Back with the sort of multipurpose propulsion that leaves witnesses with giddy whiplash. Ayo led the team with 25 points and 9 assists in 32 minutes of time-lapse hoops, the lone blemish being three clanks from long range. Why chuck treys when you can so easily undress players in the paint? Ayo was 10-for-12 on two-pointers and none of those dozen shots came from anywhere but beneath the rim. Five of his nine dimes likewise yielded layups or dunks, which means he personally accounted for 30 of the 68 points in the paint by the Timberwolves on Thursday, doubling up the Nuggets’ 34.

Which brings us to the non-wing in Game 3’s ring of honor, Rudy Gobert. For the third straight game, Gobert blunted the supposed advantage Denver had with the magical playmaker Nikola Jokic at the controls. Suffice to say that in the last five quarters, Jokic has shot 8-for-33 from the floor. If that continues, the Nuggets are toast in this series. 

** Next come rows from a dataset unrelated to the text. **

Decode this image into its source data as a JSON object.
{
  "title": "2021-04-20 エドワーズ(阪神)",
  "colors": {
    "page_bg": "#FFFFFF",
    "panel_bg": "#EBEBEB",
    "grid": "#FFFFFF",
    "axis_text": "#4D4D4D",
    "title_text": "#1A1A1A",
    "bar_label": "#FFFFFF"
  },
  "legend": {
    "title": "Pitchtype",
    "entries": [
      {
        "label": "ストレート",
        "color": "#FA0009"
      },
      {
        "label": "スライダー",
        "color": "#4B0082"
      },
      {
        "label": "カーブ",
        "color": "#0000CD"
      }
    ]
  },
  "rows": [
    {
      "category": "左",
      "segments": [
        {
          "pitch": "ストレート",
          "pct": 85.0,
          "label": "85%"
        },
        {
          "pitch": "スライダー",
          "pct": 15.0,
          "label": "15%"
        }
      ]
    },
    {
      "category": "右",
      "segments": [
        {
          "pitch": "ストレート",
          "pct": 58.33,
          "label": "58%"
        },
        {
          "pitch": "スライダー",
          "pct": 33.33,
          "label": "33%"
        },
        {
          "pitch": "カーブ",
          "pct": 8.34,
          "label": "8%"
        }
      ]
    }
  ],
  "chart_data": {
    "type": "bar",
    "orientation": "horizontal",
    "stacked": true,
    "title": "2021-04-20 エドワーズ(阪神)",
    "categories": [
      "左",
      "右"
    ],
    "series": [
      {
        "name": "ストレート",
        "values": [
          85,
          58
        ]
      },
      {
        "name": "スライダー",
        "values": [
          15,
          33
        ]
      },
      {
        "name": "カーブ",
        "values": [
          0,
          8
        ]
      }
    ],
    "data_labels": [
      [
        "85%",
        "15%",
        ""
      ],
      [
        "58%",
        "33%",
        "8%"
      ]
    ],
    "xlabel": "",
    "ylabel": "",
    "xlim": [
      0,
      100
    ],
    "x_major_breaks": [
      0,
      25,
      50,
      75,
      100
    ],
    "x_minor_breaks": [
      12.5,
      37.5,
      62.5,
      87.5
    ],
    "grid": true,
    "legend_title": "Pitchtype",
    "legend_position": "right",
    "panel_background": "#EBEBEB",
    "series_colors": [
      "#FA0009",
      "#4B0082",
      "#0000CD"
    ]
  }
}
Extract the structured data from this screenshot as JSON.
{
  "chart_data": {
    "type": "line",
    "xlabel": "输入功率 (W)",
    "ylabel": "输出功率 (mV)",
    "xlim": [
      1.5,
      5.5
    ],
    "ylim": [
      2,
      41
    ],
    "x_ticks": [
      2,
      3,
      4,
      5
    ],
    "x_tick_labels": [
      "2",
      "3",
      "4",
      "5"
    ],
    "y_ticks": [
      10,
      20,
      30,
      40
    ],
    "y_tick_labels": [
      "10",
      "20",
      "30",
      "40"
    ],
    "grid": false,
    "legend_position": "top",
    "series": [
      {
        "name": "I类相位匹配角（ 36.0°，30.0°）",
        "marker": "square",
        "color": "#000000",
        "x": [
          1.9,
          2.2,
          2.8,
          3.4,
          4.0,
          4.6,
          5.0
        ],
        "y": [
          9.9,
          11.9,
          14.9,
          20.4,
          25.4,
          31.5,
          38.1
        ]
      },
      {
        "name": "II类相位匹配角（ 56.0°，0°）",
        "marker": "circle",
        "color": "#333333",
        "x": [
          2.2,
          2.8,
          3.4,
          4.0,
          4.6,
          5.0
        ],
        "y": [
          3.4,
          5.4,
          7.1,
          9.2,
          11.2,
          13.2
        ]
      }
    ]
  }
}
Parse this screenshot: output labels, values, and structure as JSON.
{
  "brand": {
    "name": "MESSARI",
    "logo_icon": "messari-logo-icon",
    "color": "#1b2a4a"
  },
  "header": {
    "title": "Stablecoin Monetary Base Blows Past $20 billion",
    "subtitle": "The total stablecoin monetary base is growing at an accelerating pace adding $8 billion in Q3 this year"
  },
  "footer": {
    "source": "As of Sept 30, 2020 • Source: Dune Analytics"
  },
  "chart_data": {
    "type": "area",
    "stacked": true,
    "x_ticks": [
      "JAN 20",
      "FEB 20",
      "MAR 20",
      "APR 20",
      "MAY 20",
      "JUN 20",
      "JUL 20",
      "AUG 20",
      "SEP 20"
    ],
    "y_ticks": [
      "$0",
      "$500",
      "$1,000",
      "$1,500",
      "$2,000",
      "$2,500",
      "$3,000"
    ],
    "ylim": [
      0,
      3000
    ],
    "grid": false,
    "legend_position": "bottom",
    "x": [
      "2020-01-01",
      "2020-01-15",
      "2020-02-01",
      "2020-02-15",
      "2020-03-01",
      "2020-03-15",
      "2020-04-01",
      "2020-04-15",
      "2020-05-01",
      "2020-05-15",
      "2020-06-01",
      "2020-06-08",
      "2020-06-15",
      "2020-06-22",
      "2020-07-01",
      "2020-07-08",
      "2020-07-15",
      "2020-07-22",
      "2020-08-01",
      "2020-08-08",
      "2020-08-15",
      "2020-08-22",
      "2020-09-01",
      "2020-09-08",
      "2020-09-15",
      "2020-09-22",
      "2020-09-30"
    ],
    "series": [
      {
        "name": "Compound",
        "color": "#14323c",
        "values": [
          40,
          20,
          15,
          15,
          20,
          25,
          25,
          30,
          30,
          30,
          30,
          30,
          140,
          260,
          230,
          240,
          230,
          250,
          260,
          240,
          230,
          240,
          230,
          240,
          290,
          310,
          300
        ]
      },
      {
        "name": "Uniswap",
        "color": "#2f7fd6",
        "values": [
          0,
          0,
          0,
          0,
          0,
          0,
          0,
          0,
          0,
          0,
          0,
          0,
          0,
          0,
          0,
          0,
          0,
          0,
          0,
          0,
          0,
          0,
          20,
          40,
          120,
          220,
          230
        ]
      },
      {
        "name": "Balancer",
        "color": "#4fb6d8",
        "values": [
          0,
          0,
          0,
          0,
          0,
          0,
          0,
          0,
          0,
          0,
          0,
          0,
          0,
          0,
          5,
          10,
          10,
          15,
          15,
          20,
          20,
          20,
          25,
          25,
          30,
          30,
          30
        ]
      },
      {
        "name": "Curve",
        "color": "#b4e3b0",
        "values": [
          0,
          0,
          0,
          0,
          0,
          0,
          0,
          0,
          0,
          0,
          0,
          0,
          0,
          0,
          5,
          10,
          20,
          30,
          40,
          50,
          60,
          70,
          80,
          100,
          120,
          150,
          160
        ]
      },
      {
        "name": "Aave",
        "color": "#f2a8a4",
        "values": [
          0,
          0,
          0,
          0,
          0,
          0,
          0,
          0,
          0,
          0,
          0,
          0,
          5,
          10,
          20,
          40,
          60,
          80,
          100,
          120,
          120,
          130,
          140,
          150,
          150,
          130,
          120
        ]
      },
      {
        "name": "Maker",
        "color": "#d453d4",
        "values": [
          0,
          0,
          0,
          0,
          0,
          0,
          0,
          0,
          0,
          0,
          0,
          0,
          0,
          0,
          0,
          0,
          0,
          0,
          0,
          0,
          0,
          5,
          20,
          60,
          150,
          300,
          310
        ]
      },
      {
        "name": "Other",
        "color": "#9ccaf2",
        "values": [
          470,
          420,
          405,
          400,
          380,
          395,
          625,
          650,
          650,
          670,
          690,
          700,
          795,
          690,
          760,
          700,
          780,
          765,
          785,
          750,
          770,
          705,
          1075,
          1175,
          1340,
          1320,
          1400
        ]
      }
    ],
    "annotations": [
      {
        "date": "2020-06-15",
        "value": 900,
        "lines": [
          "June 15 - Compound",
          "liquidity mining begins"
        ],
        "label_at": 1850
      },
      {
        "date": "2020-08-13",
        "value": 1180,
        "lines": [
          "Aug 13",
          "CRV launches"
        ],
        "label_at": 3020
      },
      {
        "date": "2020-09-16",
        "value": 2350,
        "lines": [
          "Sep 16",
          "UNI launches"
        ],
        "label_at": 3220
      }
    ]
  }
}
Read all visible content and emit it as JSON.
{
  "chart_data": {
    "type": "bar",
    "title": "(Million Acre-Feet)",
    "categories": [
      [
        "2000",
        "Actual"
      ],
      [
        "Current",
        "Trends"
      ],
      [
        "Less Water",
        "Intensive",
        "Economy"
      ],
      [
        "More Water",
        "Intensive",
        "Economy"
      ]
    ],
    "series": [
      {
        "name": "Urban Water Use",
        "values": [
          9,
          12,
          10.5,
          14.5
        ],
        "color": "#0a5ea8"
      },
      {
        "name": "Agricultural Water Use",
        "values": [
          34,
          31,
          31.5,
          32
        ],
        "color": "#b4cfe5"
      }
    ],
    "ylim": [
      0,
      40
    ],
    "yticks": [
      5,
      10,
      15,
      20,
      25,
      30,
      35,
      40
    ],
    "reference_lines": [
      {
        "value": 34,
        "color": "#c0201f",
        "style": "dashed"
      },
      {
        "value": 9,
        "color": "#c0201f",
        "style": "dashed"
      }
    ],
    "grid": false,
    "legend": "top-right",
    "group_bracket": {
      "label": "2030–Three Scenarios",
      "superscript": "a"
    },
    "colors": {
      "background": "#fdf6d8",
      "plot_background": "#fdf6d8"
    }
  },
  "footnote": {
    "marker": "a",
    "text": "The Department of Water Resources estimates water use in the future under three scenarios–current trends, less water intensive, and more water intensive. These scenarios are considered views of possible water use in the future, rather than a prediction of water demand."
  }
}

When I asked Finch after the game if the herculean job Gobert was doing on Jokic made planning his defense simpler and better thus far, he replied, “Rudy is making all of us look good right now with his defense.” 

Amen.

If there is an asterisk on this game, it would be the absence of Denver’s brutishly versatile power forward Aaron Gordon. Nuggets coach David Adelman should be given a lot of credit for his honesty and transparency in dealing with the media during his first full season at the helm, but it came back to bite him and his team during the pregame presser, when he was clearly rattled and dejected by the sudden unavailability of Gordon, whose playing status went to “probable” to “out” in a period of a few hours due to a chronic calf strain. 

Gordon is far and away his team’s best defender, making the timing of his injury especially troublesome in the wake of McDaniels laying down his marker. Rattled is a good way to describe the entire team’s performance in the first quarter, an emotional wounding that needs to heal as fast as Gordon’s body if the Nuggets are going to be competitive in a series that had dramatically been flipped on its head over the past three days. 

That the Timberwolves played with such dominance despite mediocre outings from Ant and Randle would be a good thing for both of those current cornerstones to keep in mind. Ant was beset by foul trouble and Randle had a solid second quarter, but it stood out that neither player fully embraced what so often works on offense when the Wolves are at their best: Push the pace, move the ball, move without the ball, and make quick decisions. Ant and Randle can still be first among equals and blend into that catechism if they stay attuned to the possibilities of a greater good, one that all of sudden doesn’t have to end with them being postseason fodder for the Spurs or the Thunder. 

Not when you’ve got three wings at a collective peak, with a chaser of Rudy semi-clowning the Joker.